Including a variety of case studies from across the United States and Canada, these success stories and best practice approaches across many media present strategies to design appropriate policy for unique populations.
Edited by Max Stephenson, Jr. and A. Scott Tate of Virginia Tech, Arts and Community Change presents 10 chapters from artistic and community leaders; essential reading for students and practitioners in economic development and arts management.
Table of Contents
Introduction, by Max Stephenson, Jr. and A. Scott Tate 1. Making Beauty, Making Meaning, Making Community, by Arlene Goldbard 2. Rivers and Bridges: Theater in Regional Planning, by Jon Catherwood-Ginn and Robert H. Leonard 3. One New York Rising Together?
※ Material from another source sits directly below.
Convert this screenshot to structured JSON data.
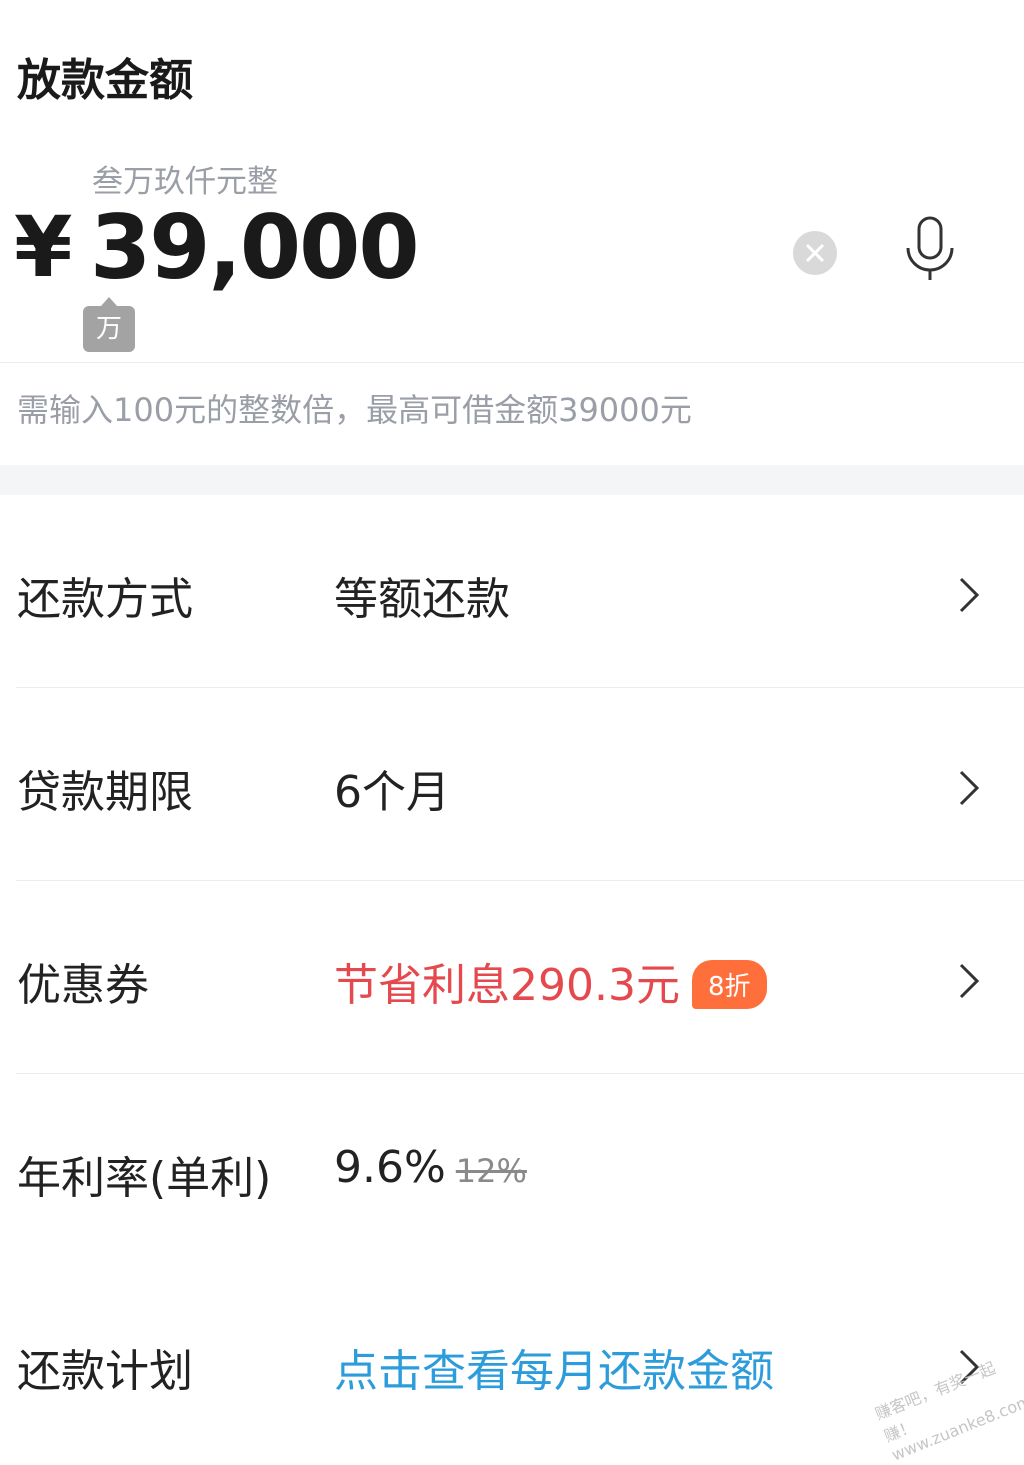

Arts and Culture in Neighborhood Ecosystems, by Jan Cohen-Cruz 4. Sustaining Emergent Culture in Montreal’s Entertainment District, by Anjali Mishra 5. Digital Storytelling in Appalachia: Gathering and Sharing Community Voices and Values, by Holly Lesko and Thenmozhi Soundraajan 6. Shaping the Artful City: A Case Study of Urban Economic Reinvention, by A. Scott Tate 7. Community Cultural Development as a Site of Joy, Struggle, and Transformation, by Dudley Cocke 8. A Dialogue on Dance and Community Practice, by Liz Lerman and Jawole Zollar 9. Assessing Arts-based Social Change Endeavors: Controversies and Complexities, by Kate Preston Keeney and Pam Korza 10. Theater as a Tool for Building Peace and Justice: DAH Teatar and Bond Street Theatre, by Lyusyena Kirakosyan and Max Stephenson, Jr.
Max Stephenson, Jr. is Professor of Public and International Affairs, School of Public and International Affairs at Virginia Tech, USA, and Director of the Virginia Tech Institute for Policy and Governance. His current research and teaching interests include the arts and community change processes, nongovernmental organizations and international development and peacebuilding.
A. Scott Tate is an educator and community development practitioner. He currently serves as a senior economic development specialist in the Office of Economic Development at Virginia Tech, USA. His community work includes directing or co-directing the Engaging Communities and Campuses national demonstration project and the Virginia Entrepreneur Express Workshop Series.